Early in the second quarter the Buccaneers line up with Jameis Winston (3) under center, and Mike Evans (13) split wide to the left. Janoris Jenkins (20) aligns in off coverage over Evans:
Again, we will see a Cover 6 scheme, with Jenkins playing quarters to his side of the field:
Jenkins uses outside leverage here, due to both the alignment of Evans and the coverage scheme. Cover 4 cornerbacks use outside leverage because they can expect help to the middle of the field in the form of the safety. However, as with everything in life there is a catch. That safety will need to react to, and cover, the inside receiver should he run a vertical route. If that happens, the CB is suddenly left on an island one-on-one with no inside help.
Which makes the Mills, or “pin” (post/in) concept a Cover 4 beater:
Jabrill Peppers (21) is the safety, and when he breaks downhill on the dig that leaves Jenkins on an island, using outside leverage, against Evans on a post route:
Hard to defend that.
So we’ve covered some of the breakdowns, now let’s highlight some of the better execution we have seen recently from the Giants’ defense. We can start with Cover 6. We highlighted a situation where Baker was caught in a bind and failed to squeeze on a throwing window. Now look at the rookie CB handling that hard corner responsibility much better against Washington:
See how Baker handles his zone responsibilities here? He sinks to help the safety against “7s and 9s,” squeezing that throwing lane. He also communicates with the safety - as evidenced by his extended arm pointing out the vertical route - but keeps his eyes on the play in front of him. Again, Cover 2 corners in this scheme sink, but react to flat routes in front of him. Baker is able to see Trey Quinn (18) on the shallow route and is in position to help on that when the ball is thrown in front of him. Much better zone execution on this play.
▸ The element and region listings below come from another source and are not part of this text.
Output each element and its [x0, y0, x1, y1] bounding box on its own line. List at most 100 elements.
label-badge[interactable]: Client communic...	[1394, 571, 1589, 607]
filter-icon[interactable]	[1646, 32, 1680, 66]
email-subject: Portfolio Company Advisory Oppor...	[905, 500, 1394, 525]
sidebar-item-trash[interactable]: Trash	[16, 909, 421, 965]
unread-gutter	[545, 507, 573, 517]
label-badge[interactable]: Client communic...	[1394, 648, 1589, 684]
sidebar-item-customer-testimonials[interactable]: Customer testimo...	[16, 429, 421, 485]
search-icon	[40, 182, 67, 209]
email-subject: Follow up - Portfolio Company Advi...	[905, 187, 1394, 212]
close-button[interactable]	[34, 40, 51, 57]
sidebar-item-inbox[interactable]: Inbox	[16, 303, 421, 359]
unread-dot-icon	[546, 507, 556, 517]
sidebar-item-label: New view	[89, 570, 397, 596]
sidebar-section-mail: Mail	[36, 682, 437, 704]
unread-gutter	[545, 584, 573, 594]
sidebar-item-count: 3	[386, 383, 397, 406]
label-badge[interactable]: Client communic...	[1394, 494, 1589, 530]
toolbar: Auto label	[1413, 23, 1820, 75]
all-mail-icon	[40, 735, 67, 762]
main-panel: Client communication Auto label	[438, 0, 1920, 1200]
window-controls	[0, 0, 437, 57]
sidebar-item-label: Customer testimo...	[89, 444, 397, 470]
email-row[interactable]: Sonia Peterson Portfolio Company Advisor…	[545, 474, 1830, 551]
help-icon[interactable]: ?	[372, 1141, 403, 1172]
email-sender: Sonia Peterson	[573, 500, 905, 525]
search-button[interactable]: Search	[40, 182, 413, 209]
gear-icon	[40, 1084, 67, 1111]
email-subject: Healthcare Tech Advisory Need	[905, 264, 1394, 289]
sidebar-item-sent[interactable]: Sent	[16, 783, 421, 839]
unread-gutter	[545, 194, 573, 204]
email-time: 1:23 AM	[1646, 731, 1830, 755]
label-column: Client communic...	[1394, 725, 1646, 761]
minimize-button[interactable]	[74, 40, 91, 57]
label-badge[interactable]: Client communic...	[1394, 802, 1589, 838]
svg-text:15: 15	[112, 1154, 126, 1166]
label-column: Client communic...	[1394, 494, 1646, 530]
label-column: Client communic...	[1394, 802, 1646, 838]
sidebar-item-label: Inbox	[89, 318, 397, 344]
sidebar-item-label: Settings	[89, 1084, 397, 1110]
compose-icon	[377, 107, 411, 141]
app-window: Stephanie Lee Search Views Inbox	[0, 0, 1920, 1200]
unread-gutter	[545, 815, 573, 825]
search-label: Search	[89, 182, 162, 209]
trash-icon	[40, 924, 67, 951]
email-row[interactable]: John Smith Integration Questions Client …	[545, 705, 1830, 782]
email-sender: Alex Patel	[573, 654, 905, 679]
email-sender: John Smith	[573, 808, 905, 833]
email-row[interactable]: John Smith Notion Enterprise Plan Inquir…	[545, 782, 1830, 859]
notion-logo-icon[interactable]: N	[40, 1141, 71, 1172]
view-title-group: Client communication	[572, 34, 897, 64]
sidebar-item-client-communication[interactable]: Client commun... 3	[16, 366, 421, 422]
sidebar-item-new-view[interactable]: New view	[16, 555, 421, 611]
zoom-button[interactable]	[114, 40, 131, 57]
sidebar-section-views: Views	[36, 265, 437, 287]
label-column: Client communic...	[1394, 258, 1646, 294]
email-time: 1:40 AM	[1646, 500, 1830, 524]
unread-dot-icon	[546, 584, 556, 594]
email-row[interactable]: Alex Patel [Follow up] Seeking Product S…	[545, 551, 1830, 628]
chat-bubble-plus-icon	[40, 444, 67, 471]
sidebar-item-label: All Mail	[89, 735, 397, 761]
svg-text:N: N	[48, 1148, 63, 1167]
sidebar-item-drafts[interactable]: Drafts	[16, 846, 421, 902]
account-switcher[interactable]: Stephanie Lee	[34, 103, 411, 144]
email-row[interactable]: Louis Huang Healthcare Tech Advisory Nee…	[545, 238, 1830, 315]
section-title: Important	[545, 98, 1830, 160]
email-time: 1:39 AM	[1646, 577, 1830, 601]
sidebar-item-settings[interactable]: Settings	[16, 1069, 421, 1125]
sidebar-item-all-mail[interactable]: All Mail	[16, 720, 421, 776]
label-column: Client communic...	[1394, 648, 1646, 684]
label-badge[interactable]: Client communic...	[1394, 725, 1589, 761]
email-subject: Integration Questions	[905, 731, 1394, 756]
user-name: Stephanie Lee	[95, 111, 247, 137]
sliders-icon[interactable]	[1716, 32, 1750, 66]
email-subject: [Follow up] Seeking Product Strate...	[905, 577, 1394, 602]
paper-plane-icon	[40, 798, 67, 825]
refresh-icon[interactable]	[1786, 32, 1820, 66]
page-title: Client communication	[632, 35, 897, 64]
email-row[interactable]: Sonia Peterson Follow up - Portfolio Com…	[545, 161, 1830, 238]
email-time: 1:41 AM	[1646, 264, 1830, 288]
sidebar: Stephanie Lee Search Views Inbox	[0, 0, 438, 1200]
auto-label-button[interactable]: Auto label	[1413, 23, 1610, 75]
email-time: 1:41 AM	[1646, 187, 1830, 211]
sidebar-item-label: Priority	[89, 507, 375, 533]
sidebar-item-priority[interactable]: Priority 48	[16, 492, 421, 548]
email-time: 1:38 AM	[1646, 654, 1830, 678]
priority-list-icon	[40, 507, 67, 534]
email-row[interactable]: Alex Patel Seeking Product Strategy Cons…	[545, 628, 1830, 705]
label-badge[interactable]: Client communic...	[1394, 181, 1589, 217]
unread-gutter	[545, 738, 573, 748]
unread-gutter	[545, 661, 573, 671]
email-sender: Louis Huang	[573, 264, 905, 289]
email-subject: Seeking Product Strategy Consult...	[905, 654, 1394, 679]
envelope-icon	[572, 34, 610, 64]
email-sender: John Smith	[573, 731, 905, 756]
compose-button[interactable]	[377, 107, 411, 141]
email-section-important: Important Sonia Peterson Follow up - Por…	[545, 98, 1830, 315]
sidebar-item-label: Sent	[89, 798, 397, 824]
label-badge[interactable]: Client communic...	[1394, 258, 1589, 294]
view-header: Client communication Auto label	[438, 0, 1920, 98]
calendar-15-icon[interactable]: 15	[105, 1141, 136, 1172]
Now let’s look at some press technique plays. On this first example Baker uses press coverage against a slant route. He does a much better job in the contact area, getting his left arm onto the receiver’s upfield shoulder, and is in perfect position to take away the slant:
Now on this play, Baker faces a vertical route from press coverage. Once more we see much better technique, and the QB is forced to go his third read, and the pass is intercepted by Peppers and returned for a touchdown:
Baker does not hesitate here, as he did on the previous examples against vertical routes. He gets his left arm extended immediately after the snap and into the shoulder of the WR. Then he maintains perfect positioning down the field, and the QB is forced to look elsewhere.
Finally, we can highlight an example of a Cover 2 scheme executed much more effectively. On this play the Giants employ a Cover 2 Man Under coverage, and they pass off the routes much better, take away the QB’s options, and it leads to a sack:
Returning to the initial assignment, it seems that the tweaks referenced by Shurmur might be two-fold. First, less of that Inverted Cover 2. Second, however, and this is probably the biggest tweak: Better execution. Last week the Giants seemed better at handling their assignments, especially the rookie CB. That is a great sign for this defense as the season unfolds. Of course, the Giants did that against an offense that is struggling. They will get some tougher tests over the next few weeks, and we can see if that higher level of execution continues.